Je voyais bien à sa tête qu’il n’avait pas du tout l’air convaincu. Je secouai mes boucles.
— Je t’assure, Juan qu’il n’y aura jamais rien entre Ishmail et moi. Je n’ai même pas le droit à un prénom avec lui. Il se trouve que c’est le collègue de Sara par un très fort hasard.
— Très bien, très bien. Je ne t’embête pas plus que ça, mais le hasard est quand même très très fort.
— Oui, ou bien j’ai beaucoup de malchance. J’espère juste qu’il ne parlera à personne de nos connaissances communes de ma présence ici.
— Tu devrais lui dire pour en être sûre. Ça ne doit pas être bien compliqué.
Je gardai le silence, réfléchissant à ce propos. Puis je soupirai.
— Je ne sais pas, Juan. Il faudrait que je lui fasse confiance pour ça, n’est-ce pas ?
— Oui, et c’est s’exposer, forcément Micaiah. C’est se mettre en danger. Mais tu ne peux pas tout le temps fuir non ? Et fuir à cause de quelque chose qui n’arrivera peut-être jamais.
Je pinçai les lèvres. C’était bien trop vrai. Est-ce que j’avais envie de quitter Juan, Sara et Reefton ? J’avais fait mon trou, ma tanière ici. J’y avais mes habitudes, ma sécurité. Fuir, ce serait leur abandonner mon territoire et les gens qui en faisaient partie au lieu de les défendre.
Je croisai les bras sur la table et y posai ma tête, malgré les piqûres oppressantes à ma nuque, faisant taire comme je le pouvais ma folie naissante. J’étais en sécurité ici, c’était le Ruby’s Trail, rien de mal ne pouvait m’arriver.
— Je… vais y réfléchir.
Je sentis la main de Juan qui tapota mes boucles d’un geste réconfortant.
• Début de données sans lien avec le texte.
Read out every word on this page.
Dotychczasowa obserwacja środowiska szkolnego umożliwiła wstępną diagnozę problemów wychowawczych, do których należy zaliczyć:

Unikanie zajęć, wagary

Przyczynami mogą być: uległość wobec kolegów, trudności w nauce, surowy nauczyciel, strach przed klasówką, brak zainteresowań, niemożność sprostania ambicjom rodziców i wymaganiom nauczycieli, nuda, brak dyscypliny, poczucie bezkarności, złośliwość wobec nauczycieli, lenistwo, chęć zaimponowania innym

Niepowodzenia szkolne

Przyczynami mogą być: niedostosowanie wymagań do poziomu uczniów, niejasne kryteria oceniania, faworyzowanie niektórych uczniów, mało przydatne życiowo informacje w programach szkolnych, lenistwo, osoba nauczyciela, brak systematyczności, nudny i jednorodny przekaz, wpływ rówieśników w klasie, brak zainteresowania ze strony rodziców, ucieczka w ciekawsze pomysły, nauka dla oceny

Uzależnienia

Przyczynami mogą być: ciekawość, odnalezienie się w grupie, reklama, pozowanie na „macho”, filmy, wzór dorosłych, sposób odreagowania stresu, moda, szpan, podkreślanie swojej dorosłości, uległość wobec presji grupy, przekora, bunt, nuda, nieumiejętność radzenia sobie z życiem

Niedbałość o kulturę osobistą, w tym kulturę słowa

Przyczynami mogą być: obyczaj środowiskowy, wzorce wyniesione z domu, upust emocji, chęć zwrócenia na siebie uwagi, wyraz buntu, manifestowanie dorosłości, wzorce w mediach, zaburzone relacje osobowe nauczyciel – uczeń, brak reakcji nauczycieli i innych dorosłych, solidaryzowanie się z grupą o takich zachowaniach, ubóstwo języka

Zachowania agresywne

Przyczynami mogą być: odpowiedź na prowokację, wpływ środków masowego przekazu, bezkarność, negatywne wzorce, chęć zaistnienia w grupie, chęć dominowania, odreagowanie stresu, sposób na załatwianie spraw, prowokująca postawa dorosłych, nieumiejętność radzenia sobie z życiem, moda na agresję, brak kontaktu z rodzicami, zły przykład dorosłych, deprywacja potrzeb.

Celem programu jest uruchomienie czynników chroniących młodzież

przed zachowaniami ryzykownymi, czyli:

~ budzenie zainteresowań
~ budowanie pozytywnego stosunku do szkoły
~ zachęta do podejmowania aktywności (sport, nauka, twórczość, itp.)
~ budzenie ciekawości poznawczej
— Je suis sûr que tu prendras la bonne décision, Michokoh.
Je hochai la tête, n’éprouvant pas la même confiance qu’il ressentait. La cloche s’agita de nouveau, indiquant qu’un nouveau client était entré et Juan se leva alors, prêt à le servir, avec un dernier clin d’œil à mon attention.
— Merci, Juan, fis-je encore une fois.
— À ton service, mon petit Chocolat !
Je me renversai dans ma chaise dans un énième soupir, puis me redressai, continuant à gigoter. Tous ces événements me rendaient paranoïaque. Comme si quelque chose pouvait réellement m’arriver ! Les Ebeds ne me feraient pas de mal dans un lieu public, c’était certain. Et pourtant, les chatouillis le long de ma colonne vertébrale avaient le don d’asticoter mon instinct de conservation.
Je me levai en prenant mes affaires. Je serai plus tranquille chez moi pour téléphoner plutôt que de me demander si je devenais effectivement folle. Avec un dernier salut à Juan, je rentrai dans ma tanière vide, prête à convaincre les responsables de me donner des informations sur une de leurs clientes par tous les moyens.